Linnen writes "CNET News.com writer Anne Broache reports that the head of the US Copyright Office considers the DCMA to be an important tool for copyright owners. '"I'm not ready to dump the anticircumvention," [Register of Copyrights Marybeth Peters] said in response to a question from an audience member who suggested as much. "I think that's a really important part of our copyright owners' quiver of arrows to defend themselves." The law also requires that the Copyright Office meets periodically to decide whether it's necessary to specify narrow exemptions to the so-called anticircumvention rules. (Last year, the government decided it's lawful to unlock a cell phone's firmware for the purpose of switching carriers and to crack copy protection on audiovisual works to test for security flaws or vulnerabilities.)'"

3 of 224 comments (clear)

  1. It gets worse. by khasim · · Score: 4, Informative
    From TFA:

    "It does bring attention to certain activities that maybe aren't so great," said the self-proclaimed "Luddite," who confessed she doesn't even have a computer at home. "In hindsight, maybe that's not such a bad thing."

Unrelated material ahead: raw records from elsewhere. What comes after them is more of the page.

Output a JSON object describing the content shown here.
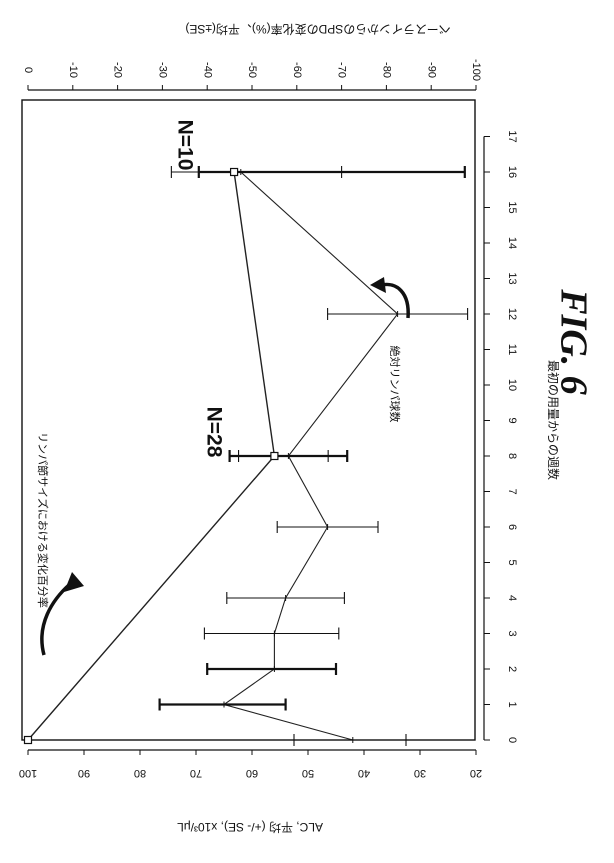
{
  "chart_data": {
    "type": "line",
    "orientation": "rotated-90-clockwise",
    "figure_label": "FIG. 6",
    "x_axis": {
      "label": "最初の用量からの週数",
      "range": [
        0,
        17
      ],
      "ticks": [
        "0",
        "1",
        "2",
        "3",
        "4",
        "5",
        "6",
        "7",
        "8",
        "9",
        "10",
        "11",
        "12",
        "13",
        "14",
        "15",
        "16",
        "17"
      ]
    },
    "y_axis_left": {
      "label": "ALC, 平均 (+/- SE), x10³/μL",
      "range": [
        20,
        100
      ],
      "ticks": [
        "20",
        "30",
        "40",
        "50",
        "60",
        "70",
        "80",
        "90",
        "100"
      ]
    },
    "y_axis_right": {
      "label": "ベースラインからのSPDの変化率(%)、平均(±SE)",
      "range": [
        -100,
        0
      ],
      "ticks": [
        "0",
        "-10",
        "-20",
        "-30",
        "-40",
        "-50",
        "-60",
        "-70",
        "-80",
        "-90",
        "-100"
      ]
    },
    "series": [
      {
        "name": "絶対リンパ球数",
        "axis": "left",
        "marker": "cross",
        "x": [
          0,
          1,
          2,
          3,
          4,
          6,
          8,
          12,
          16
        ],
        "y": [
          42,
          65,
          56,
          56,
          54,
          46.5,
          53.5,
          34,
          62
        ],
        "err_low": [
          32.5,
          54,
          45,
          44.5,
          43.5,
          37.5,
          43,
          21.5,
          22
        ],
        "err_high": [
          52.5,
          76.5,
          68,
          68.5,
          64.5,
          55.5,
          64,
          46.5,
          69.5
        ],
        "bold_errorbars": [
          false,
          true,
          true,
          false,
          false,
          false,
          true,
          false,
          true
        ]
      },
      {
        "name": "リンパ節サイズにおける変化百分率",
        "axis": "right",
        "marker": "square",
        "x": [
          0,
          8,
          16
        ],
        "y": [
          0,
          -55,
          -46
        ],
        "err_low": [
          null,
          -67,
          -70
        ],
        "err_high": [
          null,
          -47,
          -32
        ]
      }
    ],
    "annotations": [
      {
        "text": "リンパ節サイズにおける変化百分率",
        "target_series": "リンパ節サイズにおける変化百分率"
      },
      {
        "text": "絶対リンパ球数",
        "target_series": "絶対リンパ球数"
      },
      {
        "text": "N=28",
        "near_x": 8
      },
      {
        "text": "N=10",
        "near_x": 16
      }
    ],
    "grid": false,
    "legend": "none"
  }
}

    And this person is in charge of copyrights?

    You know, there's a HUGE difference between a book and a DVD.
  2. Unintended Consequences by Jane+Q.+Public · · Score: 5, Informative

    If you want a partial list of how the DMCA has been abused, and other damages it has done even when it was not being abused, visit eff.org and find their report "DMCA: Unintended Consequences". Everybody should visit the site regularly, anyway.

    I might disagree with the EFF in one respect, though: I do not believe that ALL the negative (from a consumer point of view) consequences were unintended. On the contrary, I think that industry lobbied Congress to put some of those provisions in there, with full knowledge of what it would do.

  3. Re:stupid slashdot 'editors' by Guanix · · Score: 4, Informative
    "Registrar" would make more sense, but check out this provision of the copyright code (17 U.S.C. 701):

    All administrative functions and duties under this title, except as otherwise specified, are the responsibility of the Register of Copyrights as director of the Copyright Office of the Library of Congress. The Register of Copyrights, together with the subordinate officers and employees of the Copyright Office, shall be appointed by the Librarian of Congress, and shall act under the Librarian's general direction and supervision.
    So it seems that the copyright act itself refers to her as the Register of Copyrights. The Oxford English Dictionary contains this use as "register, n. 2":

    a. The keeper of a register; a REGISTRAR. (In common use c 1580-1800.)